February 27, 2017, 2:12 PM ET [332 Comments]
Bill Meltzer
Philadelphia Flyers Blogger •NHL.com • RSSArchiveCONTACT
The National Hockey League's ever-capricious Department of Player Safety has issued a two-game suspension to Flyers defenseman Brandon Manning for an open-ice hit away from the puck on Pittsburgh's Jake Guentzel in Saturday's Stadium Series game at Heinz Field in Pittsburgh.

On the play, Guentzel played a puck off his skate to Sidney Crosby and skated parallel to the Penguins' captain as Manning approached. The Flyers defenseman delivered a hit and followed through with contact to the head after initially making shoulder contact with the smaller Guentzel.

Although the play was a clear-cut interference minor, no penalty was whistled. Guentzel, thankfully, was fine after the hit. The NHL most often issues discipline first and foremost based upon result. Not this time.

The NHL put word out within minutes of the play -- Darren Dreger was the first to Tweet it out -- the DOPS was reviewing the hit. News of an impending disciplinary action hearing for Manning came out on Sunday, and the ensuing suspension announcement from Stephane Quintal was inevitable at that point.

The suspension can be justified, in and of itself. What it tough to justify is why this particular play was deemed suspension worthy when many -- even most -- similar ones slide. If the NHL was truly serious about eliminating checks to the head with zero-tolerance enforcement from DOPS, that would be one thing.

The actual enforcement practices, though, are extremely inconsistent. DOPS would deny this up and down but the optics of the suspension hint that Manning was already in the crosshairs because he clashed with the league's newest superstar poster boy (Connor McDavid) and this particular play happened on national television and not some random midweek game, for which dozens of similar hits go ignored by DOPs year after year unless the recipient gets injured and there's a media fuss about the play.

Just as galling is the fact that, moments before the Manning hit, Michael Raffl was blatantly speared by Cameron Gaunce -- every bit as dangerous and serious of an offense -- and DOPS didn't even issue Gaunce a slap-on-the wrist fine.

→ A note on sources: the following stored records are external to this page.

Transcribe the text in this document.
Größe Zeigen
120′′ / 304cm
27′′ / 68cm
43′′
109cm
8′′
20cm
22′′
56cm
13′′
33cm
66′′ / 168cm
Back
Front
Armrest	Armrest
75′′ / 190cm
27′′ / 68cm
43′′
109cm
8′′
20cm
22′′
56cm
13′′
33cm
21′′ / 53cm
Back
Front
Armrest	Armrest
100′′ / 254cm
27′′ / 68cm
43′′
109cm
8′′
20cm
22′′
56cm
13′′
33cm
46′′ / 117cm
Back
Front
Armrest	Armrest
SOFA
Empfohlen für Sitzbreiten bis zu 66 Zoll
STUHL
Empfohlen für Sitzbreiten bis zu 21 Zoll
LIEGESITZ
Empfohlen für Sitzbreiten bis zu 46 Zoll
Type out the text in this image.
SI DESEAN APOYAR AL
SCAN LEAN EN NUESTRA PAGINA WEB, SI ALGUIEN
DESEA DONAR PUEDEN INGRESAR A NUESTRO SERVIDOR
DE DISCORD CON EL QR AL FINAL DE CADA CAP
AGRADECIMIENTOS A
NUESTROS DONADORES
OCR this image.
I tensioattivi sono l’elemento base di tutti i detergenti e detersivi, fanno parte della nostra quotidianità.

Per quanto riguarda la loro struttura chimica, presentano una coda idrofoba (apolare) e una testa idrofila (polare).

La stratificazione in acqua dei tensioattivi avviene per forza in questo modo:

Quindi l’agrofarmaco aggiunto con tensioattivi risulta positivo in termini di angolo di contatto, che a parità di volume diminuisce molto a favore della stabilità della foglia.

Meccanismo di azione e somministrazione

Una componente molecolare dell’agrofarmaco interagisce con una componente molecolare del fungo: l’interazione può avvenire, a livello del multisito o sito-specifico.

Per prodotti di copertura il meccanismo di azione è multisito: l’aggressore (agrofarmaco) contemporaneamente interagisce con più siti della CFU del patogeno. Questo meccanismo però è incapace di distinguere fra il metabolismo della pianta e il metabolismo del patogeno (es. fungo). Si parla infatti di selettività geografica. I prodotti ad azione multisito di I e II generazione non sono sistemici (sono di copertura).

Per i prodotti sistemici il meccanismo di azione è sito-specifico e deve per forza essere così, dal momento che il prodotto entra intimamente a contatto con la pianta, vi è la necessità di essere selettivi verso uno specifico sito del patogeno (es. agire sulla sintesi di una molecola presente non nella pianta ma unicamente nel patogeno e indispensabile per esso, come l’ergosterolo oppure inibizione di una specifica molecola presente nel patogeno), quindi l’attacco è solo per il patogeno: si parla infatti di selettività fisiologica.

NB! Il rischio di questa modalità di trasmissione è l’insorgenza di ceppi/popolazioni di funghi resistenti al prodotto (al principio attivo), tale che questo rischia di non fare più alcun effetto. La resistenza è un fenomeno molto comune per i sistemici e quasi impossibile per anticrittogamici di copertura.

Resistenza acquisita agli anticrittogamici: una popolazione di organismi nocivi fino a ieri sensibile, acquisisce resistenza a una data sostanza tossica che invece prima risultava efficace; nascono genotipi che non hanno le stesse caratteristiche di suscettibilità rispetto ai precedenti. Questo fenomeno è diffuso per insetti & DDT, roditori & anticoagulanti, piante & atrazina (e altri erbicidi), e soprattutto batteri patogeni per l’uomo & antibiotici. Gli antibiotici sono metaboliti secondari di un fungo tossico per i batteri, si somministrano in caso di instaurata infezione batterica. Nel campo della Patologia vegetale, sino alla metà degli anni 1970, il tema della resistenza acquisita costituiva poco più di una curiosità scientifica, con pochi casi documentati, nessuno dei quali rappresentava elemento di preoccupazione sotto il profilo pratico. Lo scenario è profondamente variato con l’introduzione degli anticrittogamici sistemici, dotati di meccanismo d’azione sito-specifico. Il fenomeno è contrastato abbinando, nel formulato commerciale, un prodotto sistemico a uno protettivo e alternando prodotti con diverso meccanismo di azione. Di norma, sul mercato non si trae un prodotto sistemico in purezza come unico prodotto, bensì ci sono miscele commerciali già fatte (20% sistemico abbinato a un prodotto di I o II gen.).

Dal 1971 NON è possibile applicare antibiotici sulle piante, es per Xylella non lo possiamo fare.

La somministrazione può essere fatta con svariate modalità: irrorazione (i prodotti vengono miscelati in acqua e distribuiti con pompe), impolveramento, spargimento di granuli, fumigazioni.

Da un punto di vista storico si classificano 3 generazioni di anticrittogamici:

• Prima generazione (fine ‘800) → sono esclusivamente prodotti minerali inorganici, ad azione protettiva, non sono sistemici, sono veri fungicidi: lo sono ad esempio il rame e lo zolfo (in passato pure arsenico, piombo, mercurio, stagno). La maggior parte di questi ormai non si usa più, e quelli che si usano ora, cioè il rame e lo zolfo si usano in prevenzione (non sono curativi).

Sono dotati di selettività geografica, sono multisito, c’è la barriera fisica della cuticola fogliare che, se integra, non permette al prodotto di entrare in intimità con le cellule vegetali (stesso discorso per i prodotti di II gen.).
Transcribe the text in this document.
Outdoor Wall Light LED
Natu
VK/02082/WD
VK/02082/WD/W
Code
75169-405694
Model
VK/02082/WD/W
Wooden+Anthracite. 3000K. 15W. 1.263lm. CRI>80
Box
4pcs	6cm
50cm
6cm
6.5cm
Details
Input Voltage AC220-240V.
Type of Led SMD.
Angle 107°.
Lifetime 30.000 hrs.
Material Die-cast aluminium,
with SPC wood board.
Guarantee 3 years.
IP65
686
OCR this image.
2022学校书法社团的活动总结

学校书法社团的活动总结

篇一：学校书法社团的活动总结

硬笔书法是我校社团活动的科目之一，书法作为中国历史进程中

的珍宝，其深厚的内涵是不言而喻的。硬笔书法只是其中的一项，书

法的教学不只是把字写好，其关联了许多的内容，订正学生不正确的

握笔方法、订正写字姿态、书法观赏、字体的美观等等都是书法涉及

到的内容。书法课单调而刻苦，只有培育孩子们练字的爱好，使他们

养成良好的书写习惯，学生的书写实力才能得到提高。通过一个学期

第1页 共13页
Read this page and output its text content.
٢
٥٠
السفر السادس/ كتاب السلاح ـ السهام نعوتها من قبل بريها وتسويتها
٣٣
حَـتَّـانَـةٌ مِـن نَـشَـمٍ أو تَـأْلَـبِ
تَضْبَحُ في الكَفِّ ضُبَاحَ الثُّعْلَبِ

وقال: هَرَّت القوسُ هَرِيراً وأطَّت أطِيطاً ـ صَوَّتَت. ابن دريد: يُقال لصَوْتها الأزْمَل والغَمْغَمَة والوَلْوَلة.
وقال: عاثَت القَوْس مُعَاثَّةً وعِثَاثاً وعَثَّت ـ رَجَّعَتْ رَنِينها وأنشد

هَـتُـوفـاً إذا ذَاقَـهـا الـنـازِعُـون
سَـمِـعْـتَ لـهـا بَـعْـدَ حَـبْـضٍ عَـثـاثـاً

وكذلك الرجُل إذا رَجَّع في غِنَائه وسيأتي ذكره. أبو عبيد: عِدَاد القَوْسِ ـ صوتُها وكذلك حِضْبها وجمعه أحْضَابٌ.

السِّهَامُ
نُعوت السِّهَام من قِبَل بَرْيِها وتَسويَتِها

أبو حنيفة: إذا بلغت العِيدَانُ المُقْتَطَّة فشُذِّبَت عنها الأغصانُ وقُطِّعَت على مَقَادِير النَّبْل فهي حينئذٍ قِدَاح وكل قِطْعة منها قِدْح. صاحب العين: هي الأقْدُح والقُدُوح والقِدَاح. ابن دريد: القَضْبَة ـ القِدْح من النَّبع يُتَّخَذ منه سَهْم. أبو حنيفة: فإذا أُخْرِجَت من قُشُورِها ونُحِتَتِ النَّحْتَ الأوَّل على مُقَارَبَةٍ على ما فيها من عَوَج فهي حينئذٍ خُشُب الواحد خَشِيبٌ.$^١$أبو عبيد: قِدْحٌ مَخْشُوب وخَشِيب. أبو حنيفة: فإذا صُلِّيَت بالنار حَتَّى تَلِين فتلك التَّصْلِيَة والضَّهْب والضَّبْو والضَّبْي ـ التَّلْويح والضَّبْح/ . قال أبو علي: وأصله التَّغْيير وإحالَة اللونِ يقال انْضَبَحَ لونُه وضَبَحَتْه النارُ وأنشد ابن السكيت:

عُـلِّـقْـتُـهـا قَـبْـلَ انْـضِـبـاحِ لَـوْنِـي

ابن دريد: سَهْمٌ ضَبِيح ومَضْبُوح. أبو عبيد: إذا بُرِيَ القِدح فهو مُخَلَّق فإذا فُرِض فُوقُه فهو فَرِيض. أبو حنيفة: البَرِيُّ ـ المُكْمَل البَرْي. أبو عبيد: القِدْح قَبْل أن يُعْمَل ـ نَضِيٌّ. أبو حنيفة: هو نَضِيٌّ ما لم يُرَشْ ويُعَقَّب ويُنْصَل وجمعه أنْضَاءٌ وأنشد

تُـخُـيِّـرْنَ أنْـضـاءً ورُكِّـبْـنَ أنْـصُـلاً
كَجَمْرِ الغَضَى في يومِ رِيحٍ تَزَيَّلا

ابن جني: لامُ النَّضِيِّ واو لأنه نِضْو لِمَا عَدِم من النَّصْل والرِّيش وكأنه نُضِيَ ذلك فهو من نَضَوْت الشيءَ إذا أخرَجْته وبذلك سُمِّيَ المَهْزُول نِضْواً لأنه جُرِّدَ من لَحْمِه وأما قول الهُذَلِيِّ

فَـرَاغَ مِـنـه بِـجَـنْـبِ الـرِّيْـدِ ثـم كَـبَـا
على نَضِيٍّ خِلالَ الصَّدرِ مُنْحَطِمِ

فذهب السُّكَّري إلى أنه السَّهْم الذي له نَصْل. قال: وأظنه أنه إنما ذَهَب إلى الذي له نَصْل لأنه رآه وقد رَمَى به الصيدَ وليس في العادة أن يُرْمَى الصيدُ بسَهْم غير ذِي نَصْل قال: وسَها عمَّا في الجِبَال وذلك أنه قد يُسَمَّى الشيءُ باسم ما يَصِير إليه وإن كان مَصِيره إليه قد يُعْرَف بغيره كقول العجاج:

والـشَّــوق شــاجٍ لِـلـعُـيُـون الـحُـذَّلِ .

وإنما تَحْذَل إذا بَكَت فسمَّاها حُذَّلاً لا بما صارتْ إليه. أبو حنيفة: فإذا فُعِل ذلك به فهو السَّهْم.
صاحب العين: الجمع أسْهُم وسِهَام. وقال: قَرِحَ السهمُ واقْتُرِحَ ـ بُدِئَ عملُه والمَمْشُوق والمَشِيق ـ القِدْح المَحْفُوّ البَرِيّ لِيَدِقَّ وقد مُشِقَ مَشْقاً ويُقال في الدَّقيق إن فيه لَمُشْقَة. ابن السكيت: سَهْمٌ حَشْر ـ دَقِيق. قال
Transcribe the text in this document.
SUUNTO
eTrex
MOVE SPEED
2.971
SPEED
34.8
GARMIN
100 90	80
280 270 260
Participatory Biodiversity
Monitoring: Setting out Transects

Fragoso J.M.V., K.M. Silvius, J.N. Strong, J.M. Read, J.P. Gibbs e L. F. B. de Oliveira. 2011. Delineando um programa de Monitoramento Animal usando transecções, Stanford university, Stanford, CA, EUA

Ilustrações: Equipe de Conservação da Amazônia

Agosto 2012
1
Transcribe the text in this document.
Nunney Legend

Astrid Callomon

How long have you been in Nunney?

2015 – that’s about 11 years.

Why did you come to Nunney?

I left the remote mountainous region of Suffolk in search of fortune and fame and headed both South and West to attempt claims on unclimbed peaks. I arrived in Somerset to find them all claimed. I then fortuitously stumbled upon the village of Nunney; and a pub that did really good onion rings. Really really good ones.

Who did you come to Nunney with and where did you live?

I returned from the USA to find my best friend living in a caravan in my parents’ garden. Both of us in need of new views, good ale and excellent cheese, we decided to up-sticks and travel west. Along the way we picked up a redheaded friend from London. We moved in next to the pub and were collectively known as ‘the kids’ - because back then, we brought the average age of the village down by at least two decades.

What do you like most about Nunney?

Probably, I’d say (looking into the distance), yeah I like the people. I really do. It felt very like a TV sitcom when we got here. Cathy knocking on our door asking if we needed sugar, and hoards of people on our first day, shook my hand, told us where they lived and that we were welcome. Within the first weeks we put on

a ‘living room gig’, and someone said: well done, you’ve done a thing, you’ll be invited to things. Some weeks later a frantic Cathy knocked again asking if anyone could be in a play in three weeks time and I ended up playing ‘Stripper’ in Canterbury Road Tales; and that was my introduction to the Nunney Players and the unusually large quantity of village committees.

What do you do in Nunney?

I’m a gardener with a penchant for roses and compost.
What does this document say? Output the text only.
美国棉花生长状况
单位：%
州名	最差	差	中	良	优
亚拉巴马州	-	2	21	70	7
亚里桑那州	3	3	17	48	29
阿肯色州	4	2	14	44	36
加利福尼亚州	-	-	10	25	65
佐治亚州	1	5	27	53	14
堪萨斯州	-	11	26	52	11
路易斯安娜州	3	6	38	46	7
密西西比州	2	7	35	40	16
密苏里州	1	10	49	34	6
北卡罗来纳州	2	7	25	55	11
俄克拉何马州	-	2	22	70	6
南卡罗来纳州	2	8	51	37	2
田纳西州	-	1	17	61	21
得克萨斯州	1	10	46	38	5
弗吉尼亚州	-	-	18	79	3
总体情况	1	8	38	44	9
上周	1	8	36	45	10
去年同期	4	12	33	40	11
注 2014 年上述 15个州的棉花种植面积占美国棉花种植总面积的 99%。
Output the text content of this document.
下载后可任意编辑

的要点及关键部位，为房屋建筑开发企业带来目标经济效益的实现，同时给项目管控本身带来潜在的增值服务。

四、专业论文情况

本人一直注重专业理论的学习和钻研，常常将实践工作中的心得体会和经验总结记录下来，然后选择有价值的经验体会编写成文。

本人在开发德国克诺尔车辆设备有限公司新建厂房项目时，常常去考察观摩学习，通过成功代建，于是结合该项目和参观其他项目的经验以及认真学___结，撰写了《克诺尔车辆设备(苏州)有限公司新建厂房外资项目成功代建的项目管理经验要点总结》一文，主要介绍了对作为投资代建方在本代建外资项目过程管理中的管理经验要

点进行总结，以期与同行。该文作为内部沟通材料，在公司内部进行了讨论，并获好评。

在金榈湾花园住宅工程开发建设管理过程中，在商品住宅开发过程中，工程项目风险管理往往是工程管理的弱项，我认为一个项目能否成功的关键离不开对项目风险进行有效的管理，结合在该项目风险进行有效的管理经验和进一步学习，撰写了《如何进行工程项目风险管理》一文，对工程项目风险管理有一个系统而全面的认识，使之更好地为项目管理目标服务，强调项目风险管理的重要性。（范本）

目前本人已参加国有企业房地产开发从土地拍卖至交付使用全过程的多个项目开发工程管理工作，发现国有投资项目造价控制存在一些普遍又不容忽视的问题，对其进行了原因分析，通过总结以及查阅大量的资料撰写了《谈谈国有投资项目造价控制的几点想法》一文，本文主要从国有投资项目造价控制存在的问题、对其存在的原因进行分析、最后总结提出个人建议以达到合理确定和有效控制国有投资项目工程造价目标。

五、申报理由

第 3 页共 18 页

Surprising? No. DOPS recently gave serial slew-footer Brad Marchand not just one but two mulligans on being suspended for slew-footing incidents within about a week of each other despite Marchand having been suspended for the very same thing in the past (which is supposed to be a determining factor in disciplinary rulings).

If Marchand wasn't an All-Star player averaging north of a point per game this season, would the NHL have looked the other way? By the same token, the Flyers' offender had been rising young star defenseman Ivan Provorov instead of role-playing Manning, would the player have been tagged for a suspension on the same play. It's a fair question, given DOPS very suspect track record of enforcement.